Destination Metz said...

Wow a lot of book signings! Books are so personal yet we read them so often in a really detached, anonymous way, often we don't know anything about the author at all, book readings and signings kind of bridge that gap which can be really nice sometimes..or have the opposite effect!

joy suzanne said...

Sounds like the kind of stuff I'd like to be doing...

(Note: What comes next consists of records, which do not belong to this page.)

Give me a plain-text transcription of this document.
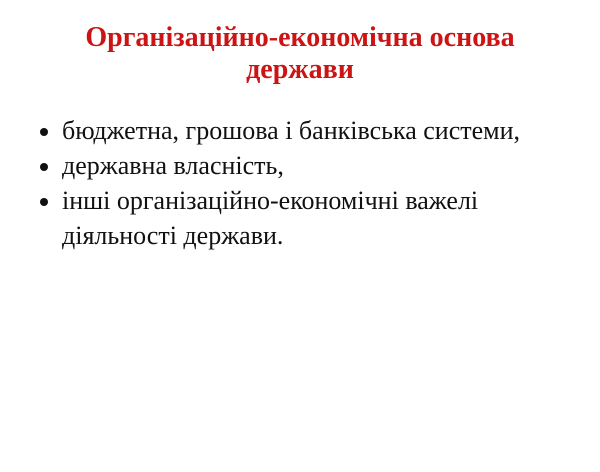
Організаційно-економічна основа держави
• бюджетна, грошова і банківська системи,
• державна власність,
• інші організаційно-економічні важелі діяльності держави.
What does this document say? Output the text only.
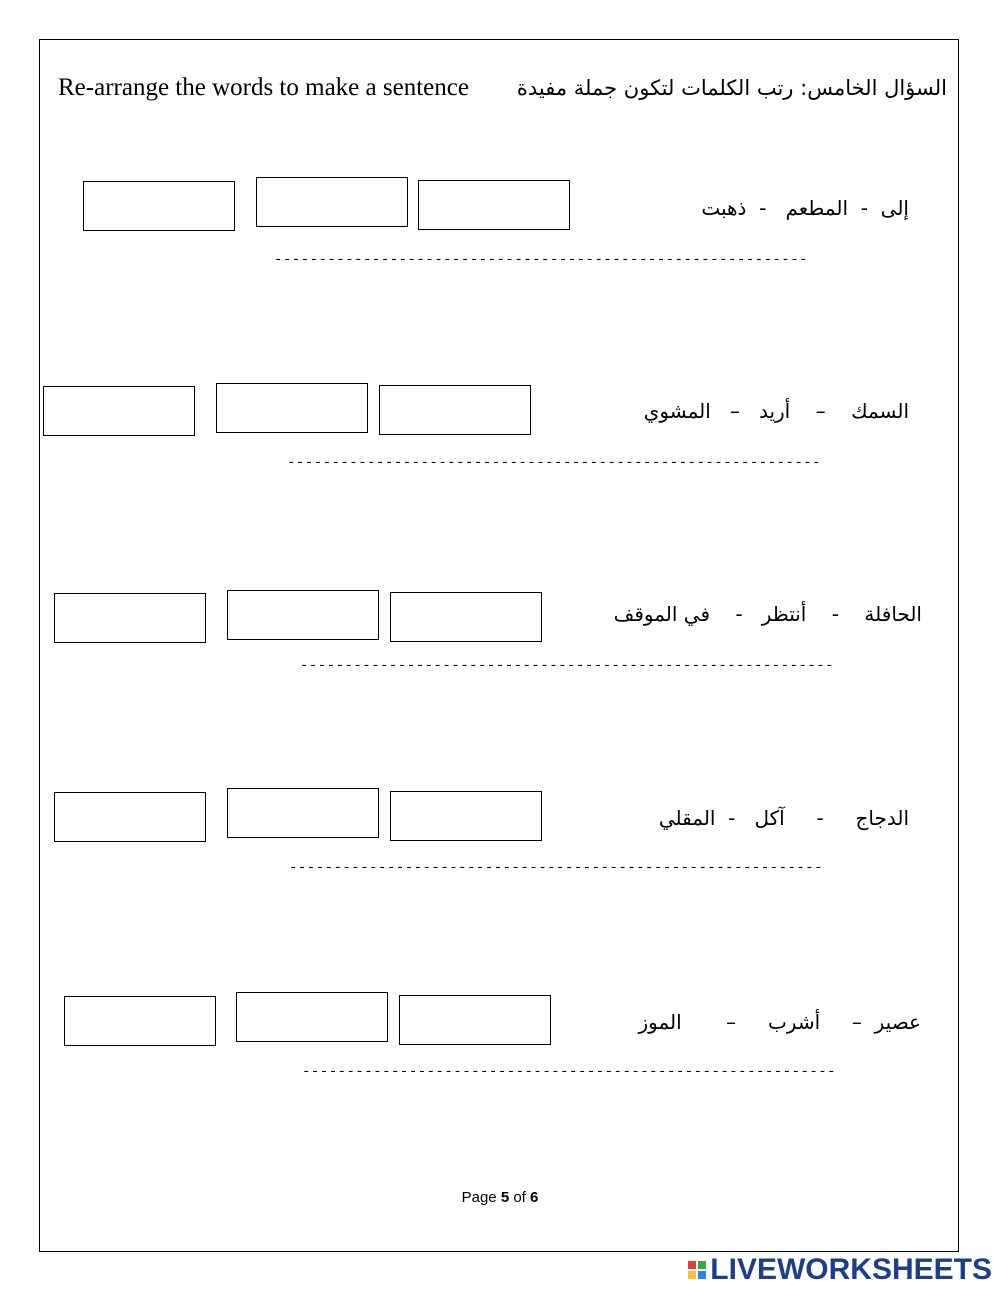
Re-arrange the words to make a sentence السؤال الخامس: رتب الكلمات لتكون جملة مفيدة
إلى  -  المطعم   -  ذهبت
------------------------------------------------------------
السمك    –    أريد   –   المشوي
------------------------------------------------------------
الحافلة    -    أنتظر   -    في الموقف
------------------------------------------------------------
الدجاج     -     آكل   -  المقلي
------------------------------------------------------------
عصير  –     أشرب     –       الموز
------------------------------------------------------------
Page 5 of 6
LIVEWORKSHEETS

My New Year's resolution is to try and take a little more advantage of events and happenings in Montpellier. Sometimes I let a full-time schedule and general fatigue make me apathetic. Need to do more than meet my girlfriends for drinks and go to the movies with my Philippe, now and then! It's been a while since I've "attended" anything-- I don't feel like Saturday afternoon strolls through the photo museum or the Musée Fabre are cutting it.

Jennie said...

Ooh, I didn't know the French sent their carte de voeux in January. That's good to know!

Parisian Cowboy said...

It's always funny to read your point of view on our weird French habits :) bravo.

Poppy Fields said...

I am so jealous that you got to go to Clotilde's book signing. I wish she would come to Aix-en-Provence.

Poppy Fields said...

Back to say: Merry Christmas!
I am trying that leek and crozets de sarasin gratin recipe this week.

L said...

Thanks for all the comments on my blog!